I don’t know that anyone has a good grasp on the movie industry as it is today.
Something like “The Brutalist” may be a bit of a flash in the pan, but hopefully it has a certain sort of appeal that makes people go, “We want to go back to old-fashioned filmmaking.” But I’m 57, I can’t guess what 20-year-olds want.
I do find that a lot of younger people are cinephiles in a very specific way. They rate movies on Letterboxd, they go to see Christopher Nolan movies in the best possible format. I can see how “The Brutalist,” which is shot in VistaVision and employs an intermission, might appeal to them.
No matter how old you are, we are all addicted to TikTok and Facebook and social media and the fast scrolling of videos. Still, I think there must be a desire to just sit in a comfy chair and go, “I just want to spend two or three hours with something,” rather than having everything be snappy, snappy, snappy.
The flip side of that is a lot of people will spend several hours watching a streaming series they don’t particularly like, but they’re reluctant to watch a well-reviewed three-hour movie.
And do you think the difference is that the 10 hours is on their own couch versus three and a half hours in a cinema?
It’s not just that it’s on their own couch, it’s that they can still look at their phones while they’re watching TV. To go to something like “The Brutalist” is to essentially surrender your phone for three and a half hours.
Yeah. It’s a commitment before you even start.
I wonder if people realize that may be part of why they hesitate, because it’s almost like breaking an addiction for them.
And the funny thing is, the intermission is a little bit of bait that makes people go, “I’m prepared to deal with three and a half hours because there’s this cool intermission thing in the middle. What’s that going to feel like?” It’s as if they’re going to go on some new ride they’ve not experienced, when really they’re just going to walk out and go to the loo and buy some M&Ms and have a quick chat about the first half.
But I do think we’re in the middle of a pendulum swing when it comes to the industry and moviegoing. I know the difficulties that exist in even getting a film off the ground, so when I watch something and go, “Ah, it wasn’t really for me,” I still come away going, “Oh my God, I have such appreciation for the fact that you even did that.”

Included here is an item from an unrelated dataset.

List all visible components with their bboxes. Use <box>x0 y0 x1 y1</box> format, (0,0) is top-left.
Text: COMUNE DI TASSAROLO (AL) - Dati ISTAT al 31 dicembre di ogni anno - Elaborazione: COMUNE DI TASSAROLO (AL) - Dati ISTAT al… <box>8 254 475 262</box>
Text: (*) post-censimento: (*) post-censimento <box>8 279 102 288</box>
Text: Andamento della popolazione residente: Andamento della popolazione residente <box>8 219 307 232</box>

Because you know too well how precarious things can be.
How does anyone get any film made these days? This falls apart, that falls apart, you can’t get this actor, the money falls away. I’ll get offered something out of the blue and they go, “No, no, we’ve always really wanted you. We start next week.” I’m like, “OK, Paul Bettany just pulled out, obviously.” But you just do it. You get on board.
It’s funny, because for a number of years, I had people saying to me, “‘L.A. Confidential’ was the last movie of its kind and ‘Memento’ was the first movie of its kind,” this new style of Chris Nolan filmmaking. To be part of those two worlds that were only three years apart was pretty cool, really. And so now, again, to be in the middle of this snappy generation with a three-and-a-half hour movie that everybody’s talking about, I’m so curious to see how that looks in a few years’ time.